May You Stay Forever Young

May You Stay Forever Young
Robert Campany, chair and professor of religion and professor of East Asian languages and cultures, studies the religions of ancient China, focusing on the Daoist, Buddhist and Confucian traditions. Photo credit Pamela J. Johnson

Before plastic surgery and botox, an ancient culture had a different way of dealing with the quest for eternal youth. Why not simply live forever? In medieval China, third century B.C., people believed it possible to be 800 years old, only without the pesky wrinkles and liver spots.

Transcendents were deathless, godlike beings with supernormal powers. They not only had eternal life, people believed they could fly, heal the sick, be in several places at once, predict the future, read thoughts, disappear — and do it all with a youthful glow.

"Human beings have a universal fear of death," said Robert Campany, chair and professor of religion in USC College, who has written two books on transcendents. "Just on that basis, you can understand why one would want the ability to live forever. Plus, these individuals were healers and had strange and mysterious powers."

Campany’s Making Transcendents: Ascetics and Social Memory in Early Medieval China (University of Hawai’i Press, 2009) was published in February. His book, To Live as Long as Heaven and Earth: A Translation and Study of Ge Hong’s Traditions of Divine Transcendents (University of California Press, 2002) was the first complete, critical study of this important, little-known Chinese belief.

Researching ancient Chinese religions was not something Campany expected to pursue as a philosophy major at Davidson College in North Carolina. After earning his bachelor’s, he won a Fulbright scholarship to study reformation history in Germany. He was also offered a Luce scholarship to study in Taiwan for a year. He turned down the Fulbright.

“I thought it would be good for me to learn about another part of the world and to study a little Chinese,” said Campany, also a professor of East Asian languages and cultures now fluent in Chinese. “I never looked back.”

In Taiwan, a Daoist temple piqued his interest: “I had absolutely no idea what happened in there.” He quickly learned. Although he spoke Mandarin, he didn’t understand the Taiwanese style, so he watched the activity inside the temple.

“Not speaking the language is an interesting way to study an unfamiliar culture,” he said. “You can learn a lot about a religion by just observing.”

What he stumbled upon was an elaborate ritual for the dead. A family was told that the reason for its dysfunction stemmed from a dead relative with unfinished business. So family members went to the temple, where a priest in meditation traveled to the otherworld, submitted all necessary paper work for his mission, located the lost soul, bribed its demons with cash, cut the prison doors, and released the relative’s spirit.

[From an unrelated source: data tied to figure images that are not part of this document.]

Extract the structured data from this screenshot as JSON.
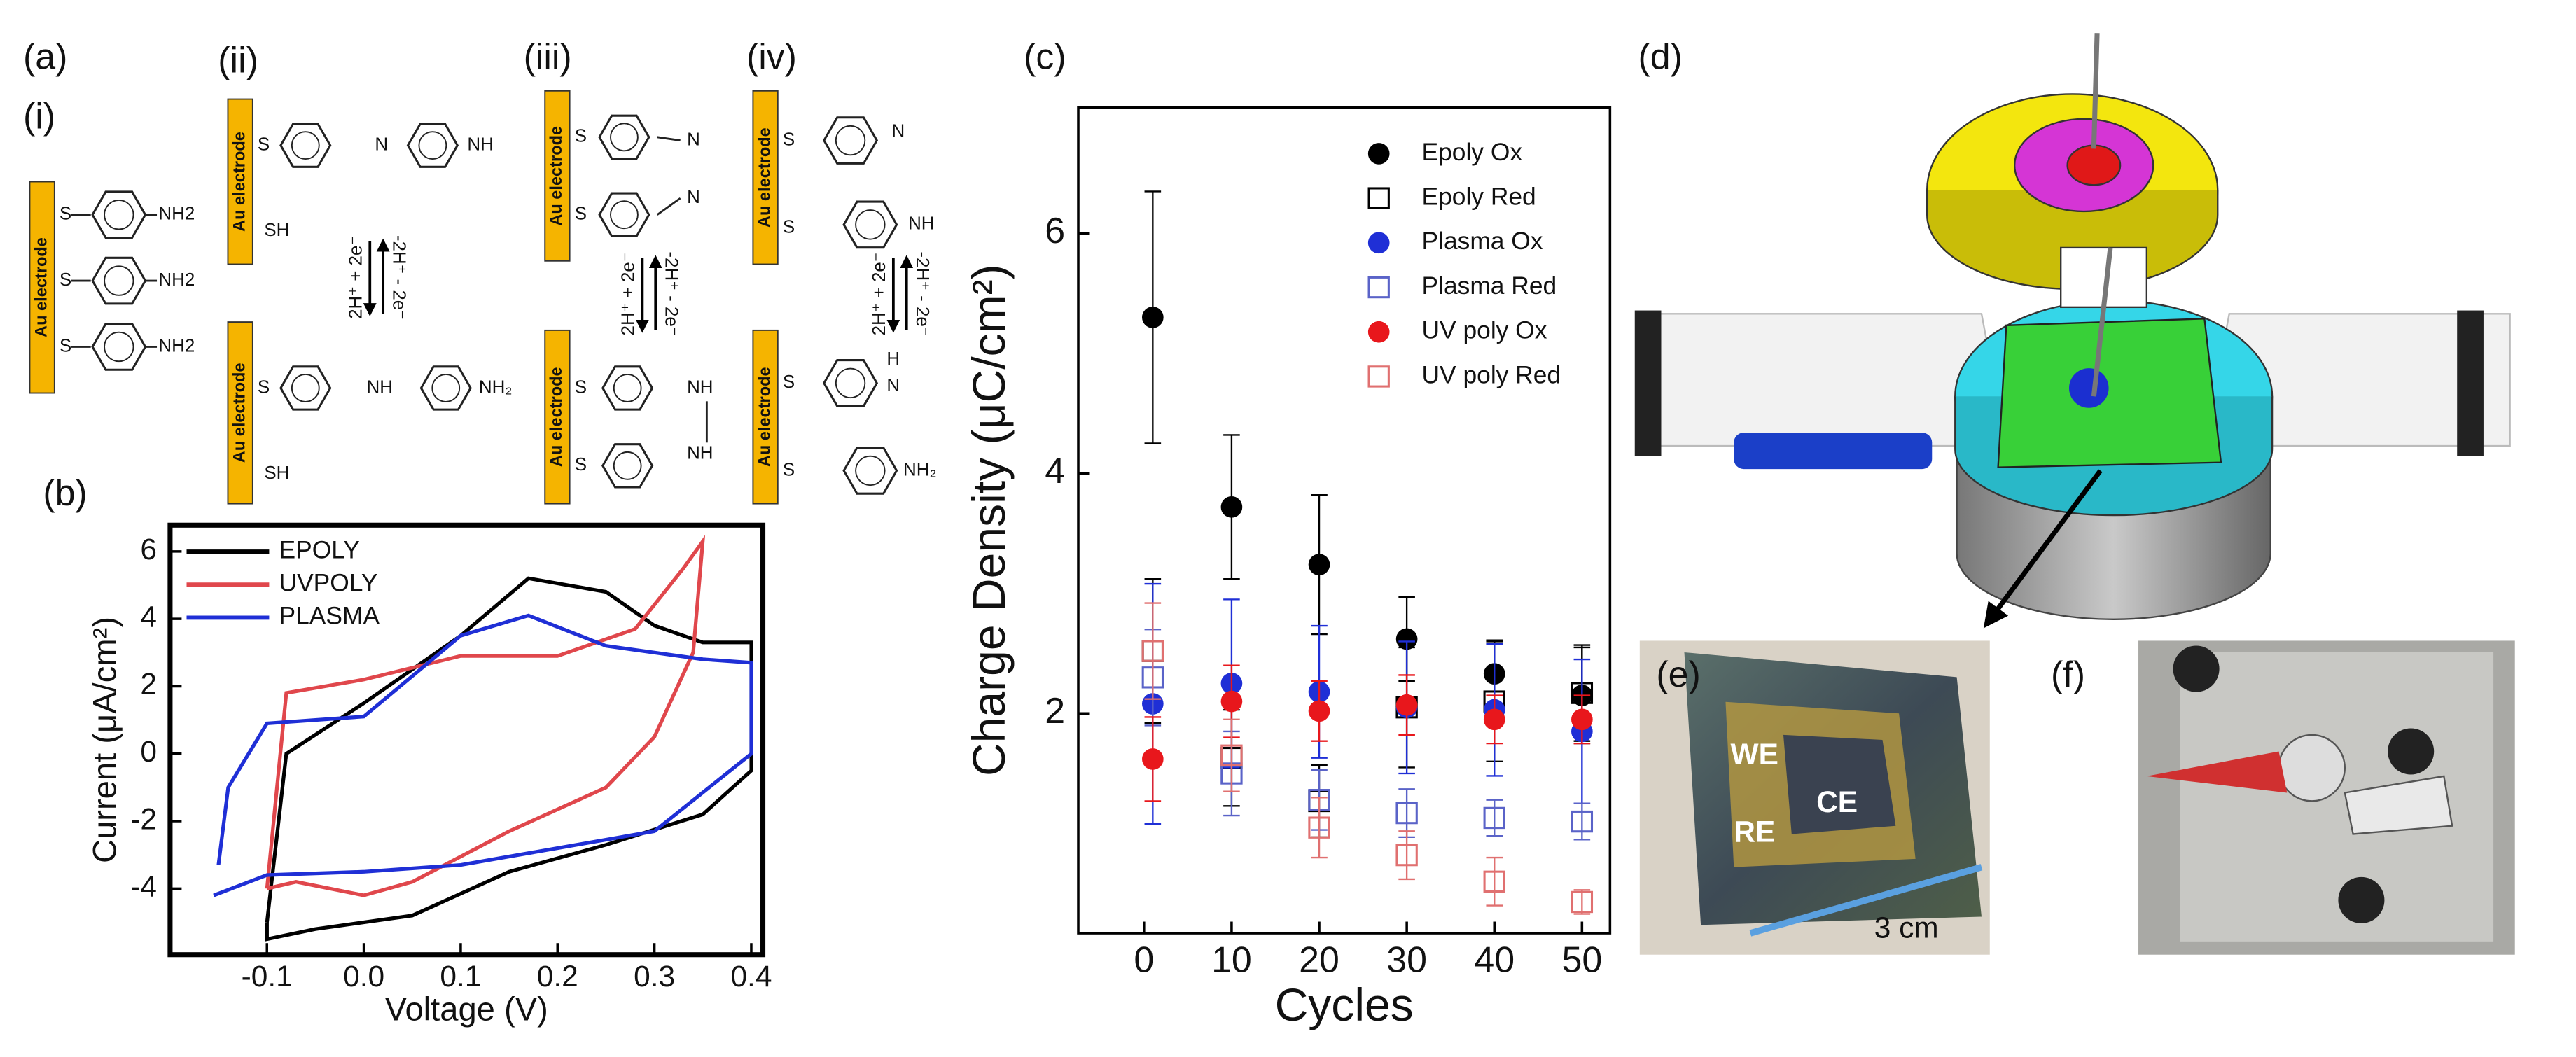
{
  "panel_labels": {
    "a": "(a)",
    "i": "(i)",
    "ii": "(ii)",
    "iii": "(iii)",
    "iv": "(iv)",
    "b": "(b)",
    "c": "(c)",
    "d": "(d)",
    "e": "(e)",
    "f": "(f)"
  },
  "scheme": {
    "electrode": "Au electrode",
    "s": "S",
    "nh2": "NH2",
    "nh2_sub": "NH₂",
    "nh": "NH",
    "sh": "SH",
    "n": "N",
    "h": "H",
    "fwd": "2H⁺ + 2e⁻",
    "rev": "-2H⁺ - 2e⁻"
  },
  "photo_labels": {
    "we": "WE",
    "ce": "CE",
    "re": "RE",
    "scale": "3 cm"
  },
  "chart_data": [
    {
      "type": "line",
      "x_label": "Voltage (V)",
      "y_label": "Current (μA/cm²)",
      "xlim": [
        -0.2,
        0.412
      ],
      "ylim": [
        -5.96,
        6.78
      ],
      "xticks": [
        -0.1,
        {
          "value": 0,
          "label": "0.0"
        },
        0.1,
        0.2,
        0.3,
        0.4
      ],
      "yticks": [
        -4,
        -2,
        0,
        2,
        4,
        6
      ],
      "legend": "upper left",
      "series": [
        {
          "name": "EPOLY",
          "color": "#000000",
          "x": [
            -0.1,
            -0.08,
            0.0,
            0.1,
            0.17,
            0.25,
            0.3,
            0.35,
            0.4,
            0.4,
            0.35,
            0.25,
            0.15,
            0.05,
            -0.05,
            -0.1,
            -0.1
          ],
          "values": [
            -5.0,
            0.0,
            1.5,
            3.5,
            5.2,
            4.8,
            3.8,
            3.3,
            3.3,
            -0.5,
            -1.8,
            -2.7,
            -3.5,
            -4.8,
            -5.2,
            -5.5,
            -5.0
          ]
        },
        {
          "name": "UVPOLY",
          "color": "#e0474c",
          "x": [
            -0.1,
            -0.08,
            0.0,
            0.1,
            0.2,
            0.28,
            0.33,
            0.35,
            0.34,
            0.3,
            0.25,
            0.15,
            0.05,
            0.0,
            -0.07,
            -0.1
          ],
          "values": [
            -4.0,
            1.8,
            2.2,
            2.9,
            2.9,
            3.7,
            5.5,
            6.3,
            3.0,
            0.5,
            -1.0,
            -2.3,
            -3.8,
            -4.2,
            -3.8,
            -4.0
          ]
        },
        {
          "name": "PLASMA",
          "color": "#1f2fd6",
          "x": [
            -0.15,
            -0.14,
            -0.1,
            0.0,
            0.1,
            0.17,
            0.25,
            0.35,
            0.4,
            0.4,
            0.3,
            0.2,
            0.1,
            0.0,
            -0.1,
            -0.155
          ],
          "values": [
            -3.3,
            -1.0,
            0.9,
            1.1,
            3.5,
            4.1,
            3.2,
            2.8,
            2.7,
            0.0,
            -2.3,
            -2.8,
            -3.3,
            -3.5,
            -3.6,
            -4.2
          ]
        }
      ]
    },
    {
      "type": "scatter",
      "x_label": "Cycles",
      "y_label": "Charge Density (μC/cm²)",
      "xlim": [
        -7.5,
        53.2
      ],
      "ylim": [
        0.17,
        7.05
      ],
      "xticks": [
        0,
        10,
        20,
        30,
        40,
        50
      ],
      "yticks": [
        2,
        4,
        6
      ],
      "legend": "upper right",
      "x": [
        1,
        10,
        20,
        30,
        40,
        50
      ],
      "series": [
        {
          "name": "Epoly Ox",
          "color": "#000000",
          "marker": "filled",
          "values": [
            5.3,
            3.72,
            3.24,
            2.62,
            2.33,
            2.15
          ],
          "errors": [
            1.05,
            0.6,
            0.58,
            0.35,
            0.28,
            0.4
          ]
        },
        {
          "name": "Epoly Red",
          "color": "#000000",
          "marker": "open",
          "values": [
            2.52,
            1.63,
            1.27,
            2.05,
            2.1,
            2.17
          ],
          "errors": [
            0.6,
            0.4,
            0.3,
            0.5,
            0.5,
            0.4
          ]
        },
        {
          "name": "Plasma Ox",
          "color": "#1f2fd6",
          "marker": "filled",
          "values": [
            2.08,
            2.25,
            2.18,
            2.05,
            2.03,
            1.85
          ],
          "errors": [
            1.0,
            0.7,
            0.55,
            0.55,
            0.55,
            0.6
          ]
        },
        {
          "name": "Plasma Red",
          "color": "#5a63c8",
          "marker": "open",
          "values": [
            2.3,
            1.5,
            1.28,
            1.17,
            1.13,
            1.1
          ],
          "errors": [
            0.4,
            0.35,
            0.25,
            0.2,
            0.15,
            0.15
          ]
        },
        {
          "name": "UV poly Ox",
          "color": "#e8171c",
          "marker": "filled",
          "values": [
            1.62,
            2.1,
            2.02,
            2.07,
            1.95,
            1.95
          ],
          "errors": [
            0.35,
            0.3,
            0.25,
            0.25,
            0.2,
            0.2
          ]
        },
        {
          "name": "UV poly Red",
          "color": "#e07070",
          "marker": "open",
          "values": [
            2.52,
            1.65,
            1.05,
            0.82,
            0.6,
            0.43
          ],
          "errors": [
            0.4,
            0.3,
            0.25,
            0.2,
            0.2,
            0.1
          ]
        }
      ]
    }
  ]
}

A medium then channeled the ancestor who unleashed his grievances.

“There was a lot of crying and airing of old resentments,” Campany said. “It’s almost like group therapy. After that experience, I got interested. I kept studying Chinese and Chinese religions.”

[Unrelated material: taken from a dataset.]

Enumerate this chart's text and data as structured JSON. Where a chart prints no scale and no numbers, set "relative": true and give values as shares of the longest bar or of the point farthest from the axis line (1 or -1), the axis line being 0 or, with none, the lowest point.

Campany earned his master’s and Ph.D. at the University of Chicago. He taught at Indiana University before joining the College in 2006.

His fascinating tales of travel provide a launching pad for discussing complex concepts in the classroom.

“I think stories are a way into a religious mental world that is much more immediate than if I tried to explain general abstract concepts,” Campany said. “If I just explain the concept of non-duality or the concept of Tao, students can get sort of lost. But everybody can understand a story. Then you can talk about its implications.”

His students analyze old Chinese documents translated into English, rather than rely solely on textbooks’ analyses.

"I’m not criticizing textbooks," he said. “But students don’t need me or someone else spelling out the basic concepts of a certain religion. They can discover that themselves. It’s empowering for students to realize that they can think like a professional scholar.”

In his research on transcendents, Campany looks at how and why many thousands in medieval China believed it possible for individuals to disappear into the mountains alone and return as godlike eccentrics.

“People flocked to these figures,” Campany said. “They would rush to the house where one was staying to try to see them, speak to them.”

In that time, people believed deaths could be staged by transcendents to fool the gods into forgetting to snatch them on their predestined days of death.

If the spirits could be eluded, they thought, maybe so could death. In present day, the concept certainly would have appeal but society is too scientifically savvy to buy into it, Campany said.

Although, imagine the money saved on botox injections.